The setup to Young & Hungry is simple: Gabi Diamond (Emily Osment), a very broke college dropout, interviews for a personal chef position for tech entrepreneur Josh Kaminski (Jonathan Sadowski), but their growing sexual tension as employer-employee provides complications in Gabi’s life. It’s not the world’s most complicated pilot or show — it has all the basic ingredients of character, writing, humor but Young & Hungry’s first dish tastes eh to ew. It’s just a bit of a mess.
Young & Hungry is trying to be any number of sitcoms featuring The Help. At its most ambitious, the show is The Nanny but with a personal chef. “The Help” sitcoms often feature the employer-employee sexual tension, but ABC Family’s Young & Hungry takes away a lot of romantic tension by having the two leads sleep together in the pilot. (Though, this does seem like a modern twist on the convention and as Gabi obviously gets her job back, sets the series forward).
For Young & Hungry, the ingredients are there, but it all comes down to the performances.
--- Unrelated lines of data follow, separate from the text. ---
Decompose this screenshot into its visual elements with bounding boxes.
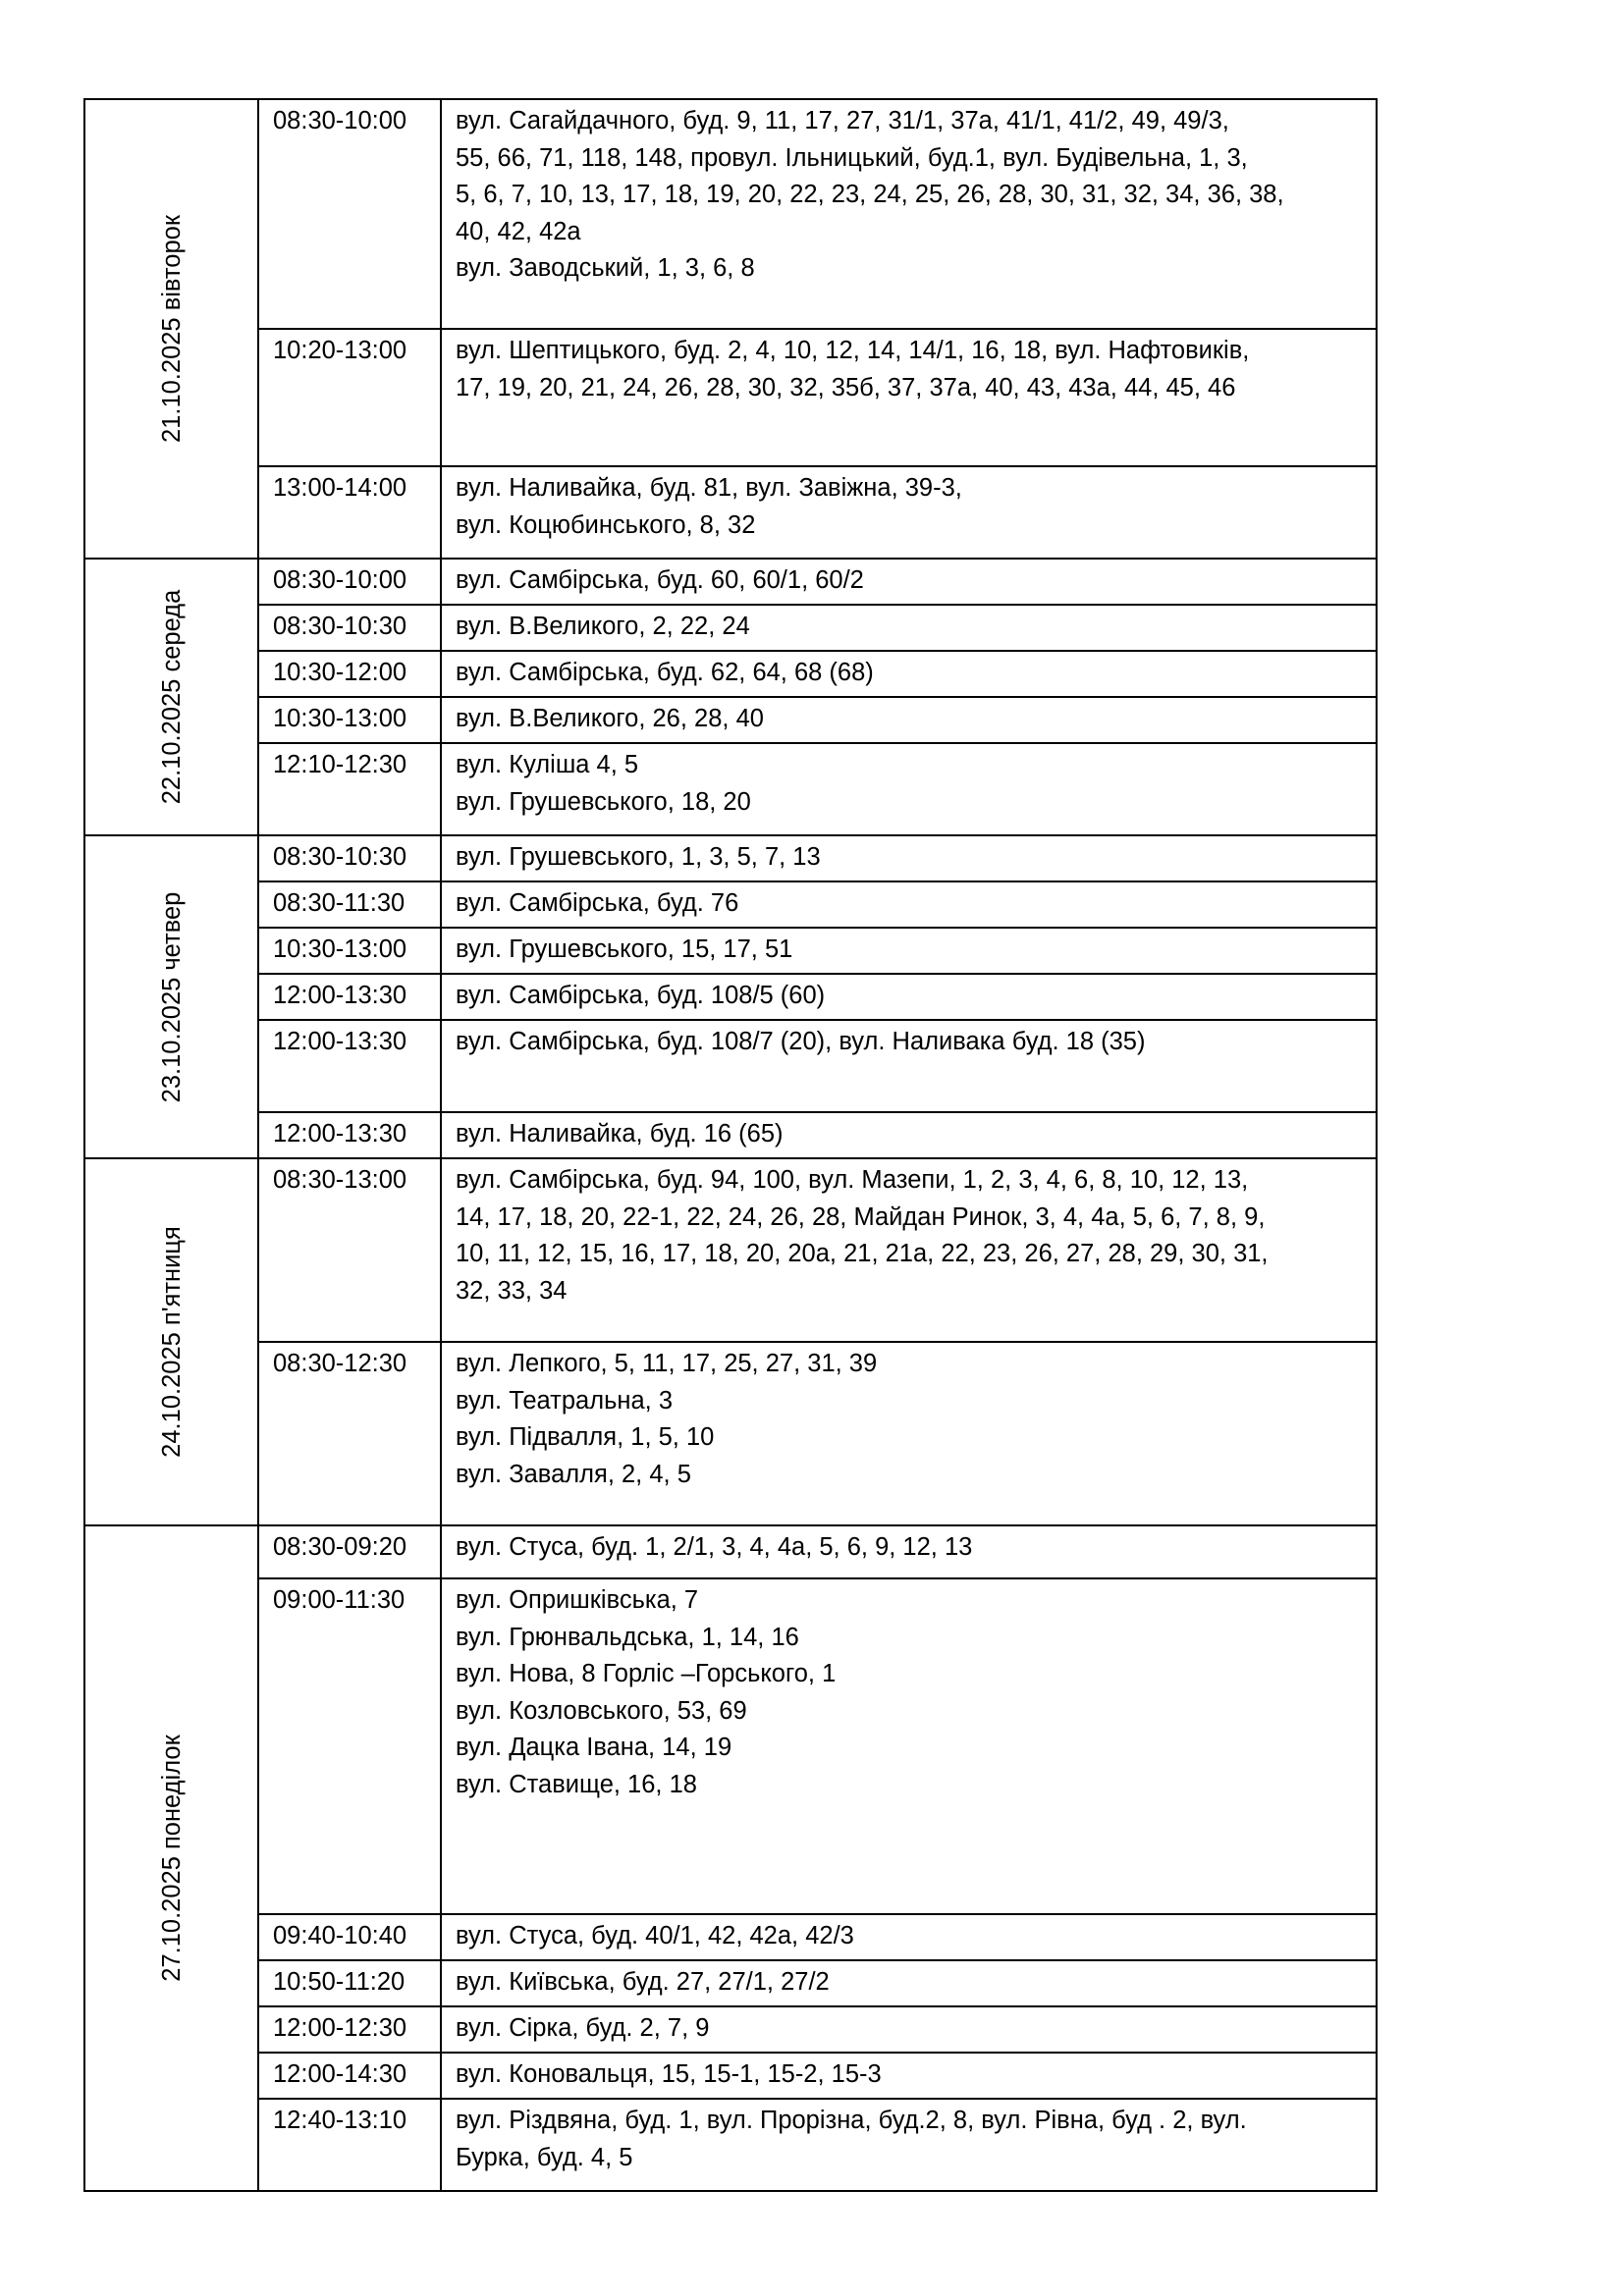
address-line: вул. Нова, 8 Горліс –Горського, 1 [456, 1660, 837, 1687]
table-row [84, 651, 1377, 697]
day-label: 24.10.2025 п'ятниця [157, 1226, 186, 1458]
address-line: вул. Козловського, 53, 69 [456, 1696, 747, 1725]
table-row [84, 835, 1377, 881]
time-cell: 10:30-12:00 [258, 651, 441, 697]
address-line: вул. Грушевського, 1, 3, 5, 7, 13 [456, 843, 821, 871]
address-line: 10, 11, 12, 15, 16, 17, 18, 20, 20а, 21, 21а, 22, 23, 26, 27, 28, 29, 30, 31, [456, 1240, 1269, 1267]
table-row [84, 466, 1377, 559]
address-cell [441, 1020, 1377, 1112]
address-line: вул. Куліша 4, 5 [456, 751, 639, 778]
address-line: 14, 17, 18, 20, 22-1, 22, 24, 26, 28, Майдан Ринок, 3, 4, 4а, 5, 6, 7, 8, 9, [456, 1202, 1266, 1231]
address-line: вул. Дацка Івана, 14, 19 [456, 1734, 732, 1761]
time-cell: 08:30-12:30 [258, 1342, 441, 1525]
address-cell [441, 974, 1377, 1020]
address-line: 55, 66, 71, 118, 148, провул. Ільницький, буд.1, вул. Будівельна, 1, 3, [456, 143, 1248, 172]
time-cell: 08:30-10:00 [258, 99, 441, 329]
address-line: Бурка, буд. 4, 5 [456, 2143, 633, 2171]
address-line: вул. В.Великого, 26, 28, 40 [456, 705, 764, 732]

There is the hyperactive and irresponsible Gabi, desperate for a job and maybe just a little desperate. Emily Osment, best known for her days as sidekick to Miley Cyrus in Hannah Montana, has done a bit to step away from her child-actress tendencies to overact, and she has some flavor to her deliveries and squabbles with Josh’s other staff like housekeeper Yolanda (Kym Whitley) and right-hand assistant Eliot (Rex Lee).
For the supporting cast, these are all cardboard cutouts of characters we’ve seen before. Yolanda’s a snooze with nothing for Kym Whitley to do. As Eliot, Rex Lee adds maliciousness to the loyal assistant part we’ve already seen on Entourage. The worst to adapt to the sitcom structure is Jonathan Sadowski, who can’t get some of the vocal back-and-forths or a full sense of his character. The funniest and best jokes are awarded to Sofia (Aimee Carerro), an ambitious (even cutthroat) intern and best friend of Gabi’s.
Like many of its ABC Family comedies, the setups and punchlines are always too obvious to entice more than a chuckle. It’s a show you smile at sometimes as you fold your laundry or make dinner or do anything else rather than pay attention to it. This is not appointment television, nor is it not appointment television. It’s just another bland ABC Family sitcom trying to be another “the help” comedy. Don’t expect gourmet, but be content to just have something to eat.
Young & Hungry airs Wednesdays at 8pm on ABC Family.